As a March 2023 report from the Chicago Council on Global Affairs and The Rockefeller Foundation says, “While these stark, evidence-based reminders of what is at stake can weigh us down with inertia…. it can also spark actions and mobilize resources and lead to embracing disruptive new thinking and solutions”.[2]

For starters, let us flip the imperative of needs.

  • Where are the people who are most at risk of hunger?
  • Who are they?
  • What do they need?

People living in the midst of war need war to end. That is imperative number one. Only specific people and governments can influence this. Let us encourage them to begin.

People living in conflict need help today, yes, but they also need the resilience of programming into sustainable options for tomorrow. A recent report from The Rockefeller Foundation encourages “localization” – funding that is given to local organizations for their decisions and management. Despite any reasonable ideas in this paper or stated or funded by any one of us outside a crisis area, the most workable solutions are those that will be based in the community, not in a capital.[3]

In families everywhere, the individuals most at risk are pregnant women, their infants and young children. Without adequate nutrition, the children will be stunted for life and an entire generation will be less productive than their better fed neighbors. Two studies this year, one by the Center for Development Research at the University of Bonn[4] and one by the International Food Policy Research Institute (IFPRI),[5] showed that the long-term impact of the last food price crisis in 2008-2011 was the significant stunting of children. There are two actions that could help alleviate stunting – more available social safety nets and more understanding of the critical importance of nutrition for pregnant and breastfeeding mothers.

Farmers with challenges of fast-moving changes in temperature need seeds to grow crops that are resilient and that are supported by science-based outcomes.

Communities and donors who support them need to anticipate future potentialities, according to the recent report from The Rockefeller Foundation, and invest in planning and prevention.

Donors cannot continue to use post-WWII conventional funding silos – this is for development; this is for emergencies.

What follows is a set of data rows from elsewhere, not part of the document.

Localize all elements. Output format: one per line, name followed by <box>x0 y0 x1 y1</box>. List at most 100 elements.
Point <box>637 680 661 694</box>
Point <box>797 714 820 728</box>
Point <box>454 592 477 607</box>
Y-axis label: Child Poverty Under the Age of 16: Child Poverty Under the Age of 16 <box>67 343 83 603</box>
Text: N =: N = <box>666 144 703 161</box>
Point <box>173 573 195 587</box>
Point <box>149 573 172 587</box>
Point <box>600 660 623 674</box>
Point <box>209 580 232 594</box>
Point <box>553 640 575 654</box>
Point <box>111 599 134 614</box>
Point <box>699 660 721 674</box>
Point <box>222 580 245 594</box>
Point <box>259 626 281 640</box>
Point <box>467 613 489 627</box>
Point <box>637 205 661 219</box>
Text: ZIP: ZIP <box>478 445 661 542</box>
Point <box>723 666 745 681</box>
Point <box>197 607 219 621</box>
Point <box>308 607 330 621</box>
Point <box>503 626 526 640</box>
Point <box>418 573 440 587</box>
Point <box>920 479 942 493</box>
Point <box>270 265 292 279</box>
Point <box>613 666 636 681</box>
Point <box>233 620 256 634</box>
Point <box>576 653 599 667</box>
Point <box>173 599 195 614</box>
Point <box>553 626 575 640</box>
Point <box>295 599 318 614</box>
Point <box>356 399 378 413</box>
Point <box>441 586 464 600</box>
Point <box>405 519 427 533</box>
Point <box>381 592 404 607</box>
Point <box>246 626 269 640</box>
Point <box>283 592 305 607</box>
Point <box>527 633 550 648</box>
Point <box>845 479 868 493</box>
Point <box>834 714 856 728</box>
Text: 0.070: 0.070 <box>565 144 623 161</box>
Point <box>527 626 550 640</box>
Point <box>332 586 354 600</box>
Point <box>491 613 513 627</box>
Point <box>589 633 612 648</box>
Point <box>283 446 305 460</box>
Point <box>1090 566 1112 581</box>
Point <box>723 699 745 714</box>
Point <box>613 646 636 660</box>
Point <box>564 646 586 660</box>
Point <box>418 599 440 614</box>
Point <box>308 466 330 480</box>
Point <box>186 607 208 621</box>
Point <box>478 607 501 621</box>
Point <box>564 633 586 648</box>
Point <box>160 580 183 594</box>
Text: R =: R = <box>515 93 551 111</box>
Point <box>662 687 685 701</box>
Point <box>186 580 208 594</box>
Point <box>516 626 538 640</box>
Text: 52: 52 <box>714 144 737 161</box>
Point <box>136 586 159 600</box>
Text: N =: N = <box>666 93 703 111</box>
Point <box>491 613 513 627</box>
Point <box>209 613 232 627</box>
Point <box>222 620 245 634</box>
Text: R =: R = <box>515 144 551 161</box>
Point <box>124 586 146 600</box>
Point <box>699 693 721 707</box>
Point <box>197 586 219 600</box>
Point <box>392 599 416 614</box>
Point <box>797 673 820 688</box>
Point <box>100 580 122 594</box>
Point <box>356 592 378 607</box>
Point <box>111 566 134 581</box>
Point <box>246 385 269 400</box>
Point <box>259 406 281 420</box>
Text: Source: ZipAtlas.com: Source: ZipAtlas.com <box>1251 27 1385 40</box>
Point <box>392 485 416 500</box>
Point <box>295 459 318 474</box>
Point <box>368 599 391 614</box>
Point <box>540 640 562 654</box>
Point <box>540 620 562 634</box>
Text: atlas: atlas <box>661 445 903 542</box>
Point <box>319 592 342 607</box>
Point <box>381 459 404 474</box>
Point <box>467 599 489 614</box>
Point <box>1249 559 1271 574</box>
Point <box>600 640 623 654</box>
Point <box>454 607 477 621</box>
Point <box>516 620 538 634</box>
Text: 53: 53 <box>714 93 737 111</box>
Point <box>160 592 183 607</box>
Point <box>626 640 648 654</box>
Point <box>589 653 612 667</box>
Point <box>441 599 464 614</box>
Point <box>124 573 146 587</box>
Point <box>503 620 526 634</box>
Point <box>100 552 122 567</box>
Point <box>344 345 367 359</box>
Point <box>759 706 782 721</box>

Nothing is for the “in-between”.

And institutions that were created in a different time should get careful review. Are they still fit for purpose? Are the funds spent in supporting their work still relevant and are they cost-effective in ending hunger and in building more productive agricultural outputs and rural communities?

And one day, maybe, the world will understand that if our mission is to end hunger, then we must partner with the person in each household who is most invested in ending hunger. More often than not, this is a woman. We must listen to women about what they need so that our investment and their labor and needs actually match.

Conclusion

In 1945, the world needed stability, clear boundaries, economic development, and peace.

In 2023, peace is still a prerequisite to prosperity and progress. But it is the need of individuals and of communities which must be recognized and for which our support for adequate nutrition must be applied. Governance, contributions, and collaboration must reflect this if we are to reverse the trend of increasing hunger.

This can be done, and we must start now.

 

[1] “Basic Texts of the Food and Agricultural Organization of the United Nations”, Food and Agricultural Organization of the United Nations.

[2] Chicago Council on Global Affairs and The Rockefeller Foundation, “Defining the Path to Zero Hunger in an Equitable World”, March 2023. 

[3] The Rockefeller Foundation, “Anticipate and Localize: Leveraging Humanitarian Funding To Create More Sustainable Food Systems”, April 2023. 

[4] International Food Policy Research Institute, “Food Inflation and Child Undernutrition in Low and Middle Income Countries”, November 2022. 

[5] Lukas Kornher, Awudu Abdulai, and Muhammed Usman, “The fortune of birth at the right time – The long-term effects of the 2008 food and economic crisis on child health”, Center for Development Research at the University of Bonn, 2022.